Action Principle in Statistical Dynamics

We discuss a least-action principle characterizing ensemble-averages in statistical dynamics, based upon "effective actions" defined as in quantum field-theory. These generalize to all system variables the Onsager-Machlup actions of thermodynamic fluctuation theory. In the statistical steady-state, the variational principles discussed are related to the "thermodynamical formalism" for chaotic dynamical systems. Non-perturbative methods of field-theory can be applied to approximate the effective actions: instantons, 1/N-expansion, Hartree-Fock, Rayleigh-Ritz, etc.
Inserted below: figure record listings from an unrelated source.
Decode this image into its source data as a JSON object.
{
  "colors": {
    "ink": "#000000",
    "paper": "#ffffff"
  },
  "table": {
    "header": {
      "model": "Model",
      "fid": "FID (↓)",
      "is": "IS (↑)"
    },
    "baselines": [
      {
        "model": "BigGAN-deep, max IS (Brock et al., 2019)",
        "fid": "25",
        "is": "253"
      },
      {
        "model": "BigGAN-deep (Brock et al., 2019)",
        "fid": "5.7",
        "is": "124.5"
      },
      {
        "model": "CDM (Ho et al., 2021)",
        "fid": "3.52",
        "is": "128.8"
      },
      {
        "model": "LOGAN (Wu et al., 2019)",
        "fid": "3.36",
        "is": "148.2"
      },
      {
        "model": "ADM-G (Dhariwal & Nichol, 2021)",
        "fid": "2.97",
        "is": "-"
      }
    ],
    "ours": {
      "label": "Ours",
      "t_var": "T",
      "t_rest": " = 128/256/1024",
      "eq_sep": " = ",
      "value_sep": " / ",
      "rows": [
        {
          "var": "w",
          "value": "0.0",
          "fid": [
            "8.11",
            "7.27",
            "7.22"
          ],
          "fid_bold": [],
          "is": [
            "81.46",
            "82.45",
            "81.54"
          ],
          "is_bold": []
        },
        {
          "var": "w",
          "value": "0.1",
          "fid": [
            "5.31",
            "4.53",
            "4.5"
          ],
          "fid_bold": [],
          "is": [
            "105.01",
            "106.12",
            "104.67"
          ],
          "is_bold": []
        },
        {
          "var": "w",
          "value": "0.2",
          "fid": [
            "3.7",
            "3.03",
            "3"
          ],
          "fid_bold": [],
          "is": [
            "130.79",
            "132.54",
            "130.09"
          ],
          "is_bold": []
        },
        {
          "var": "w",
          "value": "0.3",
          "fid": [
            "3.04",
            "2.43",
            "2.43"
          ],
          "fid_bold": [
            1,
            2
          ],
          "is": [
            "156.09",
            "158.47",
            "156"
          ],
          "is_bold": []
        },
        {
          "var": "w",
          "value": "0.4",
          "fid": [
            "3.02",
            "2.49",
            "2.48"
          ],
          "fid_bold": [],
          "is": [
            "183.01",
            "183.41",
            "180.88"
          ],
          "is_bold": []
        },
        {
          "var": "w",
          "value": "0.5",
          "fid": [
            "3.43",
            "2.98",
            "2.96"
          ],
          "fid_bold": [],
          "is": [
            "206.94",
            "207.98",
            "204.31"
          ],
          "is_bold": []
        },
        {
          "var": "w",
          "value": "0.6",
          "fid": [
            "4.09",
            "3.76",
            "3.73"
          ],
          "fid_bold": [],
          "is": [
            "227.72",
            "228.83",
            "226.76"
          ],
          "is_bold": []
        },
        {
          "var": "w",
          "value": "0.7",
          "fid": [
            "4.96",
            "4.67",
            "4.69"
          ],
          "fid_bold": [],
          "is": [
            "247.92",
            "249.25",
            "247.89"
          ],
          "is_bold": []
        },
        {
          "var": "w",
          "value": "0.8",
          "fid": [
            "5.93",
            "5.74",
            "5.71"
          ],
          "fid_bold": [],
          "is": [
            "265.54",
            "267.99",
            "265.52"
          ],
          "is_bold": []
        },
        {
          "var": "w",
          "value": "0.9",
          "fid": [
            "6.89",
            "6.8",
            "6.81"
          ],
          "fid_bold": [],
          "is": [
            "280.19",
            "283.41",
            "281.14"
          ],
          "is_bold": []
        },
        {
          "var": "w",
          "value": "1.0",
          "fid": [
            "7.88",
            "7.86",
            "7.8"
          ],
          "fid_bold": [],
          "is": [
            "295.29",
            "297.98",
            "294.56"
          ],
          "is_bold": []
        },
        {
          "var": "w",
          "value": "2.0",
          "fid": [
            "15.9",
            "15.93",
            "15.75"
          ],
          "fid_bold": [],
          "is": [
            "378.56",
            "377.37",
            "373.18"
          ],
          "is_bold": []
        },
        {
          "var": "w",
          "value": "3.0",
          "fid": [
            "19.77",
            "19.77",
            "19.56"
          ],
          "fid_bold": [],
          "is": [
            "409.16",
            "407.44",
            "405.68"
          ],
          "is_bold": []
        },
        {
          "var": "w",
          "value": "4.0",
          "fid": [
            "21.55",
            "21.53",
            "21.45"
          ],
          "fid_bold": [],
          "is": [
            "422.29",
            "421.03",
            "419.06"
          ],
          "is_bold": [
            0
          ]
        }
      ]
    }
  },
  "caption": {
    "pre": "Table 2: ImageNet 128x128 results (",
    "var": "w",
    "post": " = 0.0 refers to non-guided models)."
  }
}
In particular, the Rayleigh-Ritz method is shown to be closely related to traditional moment-closure schemes. Some concrete applications of the variational methods are outlined, e.g., to free decay of homogeneous, isotropic Navier-Stokes turbulence at high Reynolds number. "Fluctuation-dissipation relations" are obtained for the strength of turbulence-generated eddy noise in terms of mean dissipation characteristics. The relation of the effective action to dissipation and transport characteristics was already noted by Onsager, who pointed out that the associated variational principles generalize the hydrodynamic least-dissipation principle of Rayleigh. We briefly discuss the application of such principles to pattern-selection far from equilibrium.